It was certainly interesting to see that in the first two-thirds or three-fourths of Sunday’s race at Atlanta Motor Speedway there were few cautions. That, once again, supports how awesome the NASCAR Sprint Cup drivers are right now. These guys can run the speed that they were running at a mile-and-a-half track that offers little or no grip, slipping and sliding around, and do it without running into one another.
Obviously, when the AdvoCare 500 got to the final segment of the race, the intensity level picked up and then we certainly had more cautions.
What an interesting ending the race produced, though.
Just look at Jeff Gordon. He was so strong early. Then, he and his team struggled with the handling of his race car. They kept working on it and working on it and fought back. To see him up there running second in the closing laps makes you realize that this guy still has a lot of fire in his belly.

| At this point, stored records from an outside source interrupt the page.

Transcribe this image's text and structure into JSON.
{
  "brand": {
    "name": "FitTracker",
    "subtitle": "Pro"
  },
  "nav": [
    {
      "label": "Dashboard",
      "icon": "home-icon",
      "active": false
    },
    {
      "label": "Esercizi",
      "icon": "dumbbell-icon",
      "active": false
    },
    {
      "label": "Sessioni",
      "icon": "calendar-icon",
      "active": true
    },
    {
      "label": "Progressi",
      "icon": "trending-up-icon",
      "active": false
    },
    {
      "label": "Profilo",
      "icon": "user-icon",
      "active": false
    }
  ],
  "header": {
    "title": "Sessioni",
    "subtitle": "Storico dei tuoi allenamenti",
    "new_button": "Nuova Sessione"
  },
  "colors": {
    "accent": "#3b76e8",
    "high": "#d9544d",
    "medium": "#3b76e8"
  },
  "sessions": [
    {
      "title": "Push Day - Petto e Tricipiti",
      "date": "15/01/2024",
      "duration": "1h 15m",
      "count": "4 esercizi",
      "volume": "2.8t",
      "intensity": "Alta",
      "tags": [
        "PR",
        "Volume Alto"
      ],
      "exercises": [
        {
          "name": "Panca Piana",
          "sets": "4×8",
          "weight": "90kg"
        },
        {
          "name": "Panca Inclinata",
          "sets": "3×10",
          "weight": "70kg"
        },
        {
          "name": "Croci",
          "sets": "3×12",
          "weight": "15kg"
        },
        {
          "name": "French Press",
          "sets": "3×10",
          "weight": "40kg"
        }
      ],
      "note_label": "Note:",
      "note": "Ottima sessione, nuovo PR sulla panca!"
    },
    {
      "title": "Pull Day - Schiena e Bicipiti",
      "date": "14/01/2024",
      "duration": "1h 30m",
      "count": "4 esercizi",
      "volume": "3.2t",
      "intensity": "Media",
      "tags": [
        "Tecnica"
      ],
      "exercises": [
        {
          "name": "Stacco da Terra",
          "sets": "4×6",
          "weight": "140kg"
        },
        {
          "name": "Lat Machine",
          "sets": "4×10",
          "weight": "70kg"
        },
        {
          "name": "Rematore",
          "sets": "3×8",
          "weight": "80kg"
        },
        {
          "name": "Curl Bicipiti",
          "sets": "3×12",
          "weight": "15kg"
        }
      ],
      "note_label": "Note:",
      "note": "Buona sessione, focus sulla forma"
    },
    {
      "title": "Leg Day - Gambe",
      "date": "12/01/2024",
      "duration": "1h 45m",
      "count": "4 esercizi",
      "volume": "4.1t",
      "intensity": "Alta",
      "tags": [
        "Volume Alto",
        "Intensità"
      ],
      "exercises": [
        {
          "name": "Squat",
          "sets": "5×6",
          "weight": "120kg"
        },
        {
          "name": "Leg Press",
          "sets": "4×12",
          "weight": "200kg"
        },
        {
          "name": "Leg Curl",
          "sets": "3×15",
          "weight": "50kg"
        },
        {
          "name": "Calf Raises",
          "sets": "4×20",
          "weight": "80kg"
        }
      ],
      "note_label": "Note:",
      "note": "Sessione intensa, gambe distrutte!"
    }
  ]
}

Just look at Denny Hamlin. Even though we knew after practice that Hamlin had a strong race car, we saw that the difference in him probably finishing third and winning that race was his pit crew winning the battle off pit road after a late caution. That was certainly the difference in him winning and losing that race.
Hamlin won, but your heart goes out to Martin Truex Jr. To have that dominant of a car, again — like he had at Kansas and also watched Hamlin win — you feel so bad for him to know how close he came to getting his first win in 192 races. I know Truex is very bitter about not winning the race, but the good news is he made the Chase for the Sprint Cup for the first time since 2007. He locked himself in.
I know he headed home just foaming at the mouth about the win slipping away, but I think when it dawns on him that he and teammate Clint Bowyer are the first drivers in the history of Michael Waltrip Racing to be a part of the Chase — and that he is having his best year since 2007, when he made the Chase driving for Dale Earnhardt Inc. and won a race at Dover — I think, deep down, he’s probably going to put on a much bigger smile than what he had Sunday night.
Now we look to the last chance to make the Chase, which is a Hail Mary for a few drivers. You still can’t say that Ryan Newman and Marcos Ambrose and Joey Logano are done in terms of making the Chase, with only the race Saturday night at Richmond International Raceway remaining, because if they can somehow go to Victory Lane, then there’s a good chance that they’re going to get the remaining wild-card spot. The top 10 Chase spots are locked in by points position, but the other two are based on wins.
This weekend, though, realistically, what I see is a battle between two drivers. Even though we can’t say Kasey Kahne is officially locked in, we know he is pretty darn close to it as he is the only driver outside the top 10 with multiple wins, and he sits 11th in the standings.
It would take so many things happening for him not to make the Chase, but mathematically he’s not locked in. The top 10 are locked, with the top nine locked into points positions and Tony Stewart having three wins, which will guarantee him at least a wild-card berth.
Realistically, we have a battle for one spot, and it’s between Kyle Busch and Gordon. Obviously, if either one of those guys can win — which certainly you would tend to tip the meter a little bit toward Busch considering he won the spring Richmond race and he has four wins there — he is in the Chase.
Those guys are separated by only 12 points. So if they’re not in position to win at Richmond, obviously all Busch needs to do is keep Gordon in his rear-view mirror.
Gordon, though, he’s close to throwing a Hail Mary. If he finishes second, like he did at Atlanta, and he doesn’t beat Busch by 12 spots (if Busch doesn’t lead a lap), then Busch gets the second wild card. If Busch does lead laps, the number of spots Gordon needs to put between them increases.
So we still have the same players.
We still have five drivers who have not clinched a Chase spot who have one win. If any of them can win Richmond, they can get the wild-card berth.
But, realistically, I see it as just a battle between Busch and Gordon for the final slot in the Chase.